Famous Freemason: Nat King Cole's "Unforgettable" Escape

Brother Nat King Cole
Thomas Waller Lodge No. 49, California
There had been rumors that there might be trouble, but Nat King Cole refused to cancel the performance. Two shows were planned in Birmingham, Alabama—one for whites and one for blacks. There had been rumors of trouble in the past—it was something he had learned to live with when he toured. There were rumors that Ku Klux Klan planned to grab him during the show. Nobody knows what they planned to do with him once they had him, but the kinds of atrocities that were being done to blacks in Alabama during the 50s were well known. The police were there, guarding the stage, but nobody actually believed even the Ku Klux Klan would be so bold as to try to kidnap a famous performer off the stage during a show.

The orchestra had just begun playing the introduction of Cole’s second song during the first show when a coyote howl rang out in the theater—the signal for the attack. Five men rushed up the aisles of the theater. “Here they come,” someone shouted. People began screaming. The police, thinking any attack would come from the wings of the stage, were unprepared for an attack from the audience.

Nat King Cole didn’t know what was happening. The lights were in his face as he sang. Suddenly, somebody came out of the darkness and grabbed for him. He stumbled backwards, falling over and breaking the piano bench.

The police rushed out from the wings, cracking one of the assailants in the head with a nightstick, and wrestling another off of Nat King Cole.
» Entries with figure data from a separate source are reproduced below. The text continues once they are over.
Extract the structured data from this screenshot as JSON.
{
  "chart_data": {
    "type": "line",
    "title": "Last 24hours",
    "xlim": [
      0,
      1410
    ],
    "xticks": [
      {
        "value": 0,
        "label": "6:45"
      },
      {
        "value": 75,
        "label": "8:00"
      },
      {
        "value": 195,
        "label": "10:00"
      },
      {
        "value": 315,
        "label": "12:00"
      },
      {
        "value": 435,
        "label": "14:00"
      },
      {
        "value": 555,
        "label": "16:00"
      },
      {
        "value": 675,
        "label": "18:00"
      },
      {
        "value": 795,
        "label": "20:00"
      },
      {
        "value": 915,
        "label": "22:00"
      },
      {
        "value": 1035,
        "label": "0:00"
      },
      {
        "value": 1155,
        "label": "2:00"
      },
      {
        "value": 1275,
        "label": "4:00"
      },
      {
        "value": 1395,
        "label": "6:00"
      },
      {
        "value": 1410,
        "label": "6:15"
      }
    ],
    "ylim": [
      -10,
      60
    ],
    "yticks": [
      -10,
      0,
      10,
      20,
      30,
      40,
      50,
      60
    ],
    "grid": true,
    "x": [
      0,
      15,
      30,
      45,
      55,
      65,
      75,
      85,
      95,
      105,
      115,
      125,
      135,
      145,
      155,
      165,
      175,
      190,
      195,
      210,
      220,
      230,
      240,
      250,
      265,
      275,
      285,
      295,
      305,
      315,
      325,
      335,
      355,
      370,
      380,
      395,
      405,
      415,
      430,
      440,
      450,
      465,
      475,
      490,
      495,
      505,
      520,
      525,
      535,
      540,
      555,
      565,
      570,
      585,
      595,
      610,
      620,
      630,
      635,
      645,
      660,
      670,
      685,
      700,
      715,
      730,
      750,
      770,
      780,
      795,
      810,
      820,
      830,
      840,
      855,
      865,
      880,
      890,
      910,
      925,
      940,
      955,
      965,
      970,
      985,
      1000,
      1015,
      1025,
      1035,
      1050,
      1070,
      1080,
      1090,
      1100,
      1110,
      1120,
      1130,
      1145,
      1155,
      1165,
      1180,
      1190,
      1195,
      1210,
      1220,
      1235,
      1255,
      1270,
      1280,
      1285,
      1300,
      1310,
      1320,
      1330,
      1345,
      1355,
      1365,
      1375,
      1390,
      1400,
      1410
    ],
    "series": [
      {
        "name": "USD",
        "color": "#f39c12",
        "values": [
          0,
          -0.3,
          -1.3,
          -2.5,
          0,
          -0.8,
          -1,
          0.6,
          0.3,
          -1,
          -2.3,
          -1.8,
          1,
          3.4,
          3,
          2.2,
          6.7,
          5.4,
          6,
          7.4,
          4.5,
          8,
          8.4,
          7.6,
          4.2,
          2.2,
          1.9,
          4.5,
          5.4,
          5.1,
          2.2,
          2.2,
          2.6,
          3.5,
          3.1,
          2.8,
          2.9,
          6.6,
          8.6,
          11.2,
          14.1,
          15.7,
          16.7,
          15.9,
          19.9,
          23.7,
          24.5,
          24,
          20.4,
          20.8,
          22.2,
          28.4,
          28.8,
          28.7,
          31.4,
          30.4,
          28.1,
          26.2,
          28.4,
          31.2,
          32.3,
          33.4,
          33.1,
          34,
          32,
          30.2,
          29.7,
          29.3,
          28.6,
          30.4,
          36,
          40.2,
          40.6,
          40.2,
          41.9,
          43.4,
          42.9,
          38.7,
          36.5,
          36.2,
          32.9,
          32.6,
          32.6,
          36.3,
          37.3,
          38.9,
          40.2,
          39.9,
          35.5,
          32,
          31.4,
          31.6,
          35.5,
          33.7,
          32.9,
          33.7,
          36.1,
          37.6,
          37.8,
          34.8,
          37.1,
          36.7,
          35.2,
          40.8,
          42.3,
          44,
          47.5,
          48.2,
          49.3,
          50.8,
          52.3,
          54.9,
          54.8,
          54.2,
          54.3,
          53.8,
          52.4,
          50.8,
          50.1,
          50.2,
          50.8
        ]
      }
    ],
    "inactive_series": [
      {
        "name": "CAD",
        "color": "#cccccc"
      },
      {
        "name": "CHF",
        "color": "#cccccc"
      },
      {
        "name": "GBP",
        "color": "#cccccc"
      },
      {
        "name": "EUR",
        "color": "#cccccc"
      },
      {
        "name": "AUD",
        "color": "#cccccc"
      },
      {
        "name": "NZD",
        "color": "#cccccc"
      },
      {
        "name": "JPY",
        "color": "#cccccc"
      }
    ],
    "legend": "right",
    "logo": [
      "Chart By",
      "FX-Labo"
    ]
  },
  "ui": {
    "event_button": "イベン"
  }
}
Very quickly, the police apprehended the five men. Fortunately, not all 150 members of the Klan who were supposed to show up at the performance had—it could have ended very differently. The singer got up, limping badly on his ankle and nursing a swollen lip, and left the stage.

The audience felt bad about what had happened, and they began to applaud and call his name. After more than five minutes, Cole returned to the stage to say a few words. They wanted him to continue the show, but Cole had been injured during the brawl, and cancelled the show. Cole and his group returned to the hotel, but they knew they were in danger as long as they remained in Birmingham—they needed to get out of Alabama fast. Little did they know they had a friend who had quickly heard about what had happened, and had begun making calls—a friend with certain connections.

Years later, Nat King Cole and his Birmingham travel agent
possibly talking about who was the best singer???
.
Cole’s wife, two thousand miles a way, had no idea what had happened in Alabama when her phone rang in Los Angeles. The man on the other end told her what had happened, told her that her husband was fine. Of course she knew who the man was—everyone in American did. And how he learned about the incident so quickly isn’t hard to imagine considering some of the friends he had—they did call him “the chairman of the board” after all. She had to know as long as her husband remained in Birmingham, he was still in danger, but Frank Sinatra reassured her by saying, “Don’t worry, honey, we’ll get them out of there.” She may have known whom he meant when he said “we.” Some of Sinatra’s friends were people like Carlo and Joe Gambino, Jimmy Fratianno, Salvatore Spatola, and Albert “the Executioner” Anastasia.

Wherever that first plane out of Birmingham was scheduled to go the following morning is not where it wound up going. The plane was rerouted and took Nat King Cole and his musicians out of danger. The musicians landed safely in Chicago.

And Frank may have had a little help with commandeering that plane out of Birmingham—from then vice-President Richard Nixon.

Brother Nat King Cole was a member of Thomas Waller Lodge No. 49, PHA, Los Angeles, California. He joined in 1938. The lodge was founded by a group of African-American musicians who were members of Musicians Local 767, and Cole joined with his friend and drummer Lee Young. Nat King Cole remained faithful to Masonic principles his whole life—he saw himself as a builder of musical architecture, but he built more than music. His music helped to bring people and races together.

Neither Frank Sinatra nor Richard Nixon were Freemasons.

I told this story in Famous American Freemasons: Volume II, and I like it for several reasons. It reminds us that not-so-many years ago, America was a very different place, and while we still have work to do, we have come a very long way. It’s also a reminder of those brave African-American men and women who challenged the barriers, and put themselves at tremendous risk in the process in their struggles for equality. And finally, that even back in those days of overt racism and discrimination, there were those with skin just as white as mine, that saw the injustices being done, and helped to do something about it. I’m going to spend a little time this month, Black History Month, sharing a few stories about remarkable Freemasons like Nat King Cole.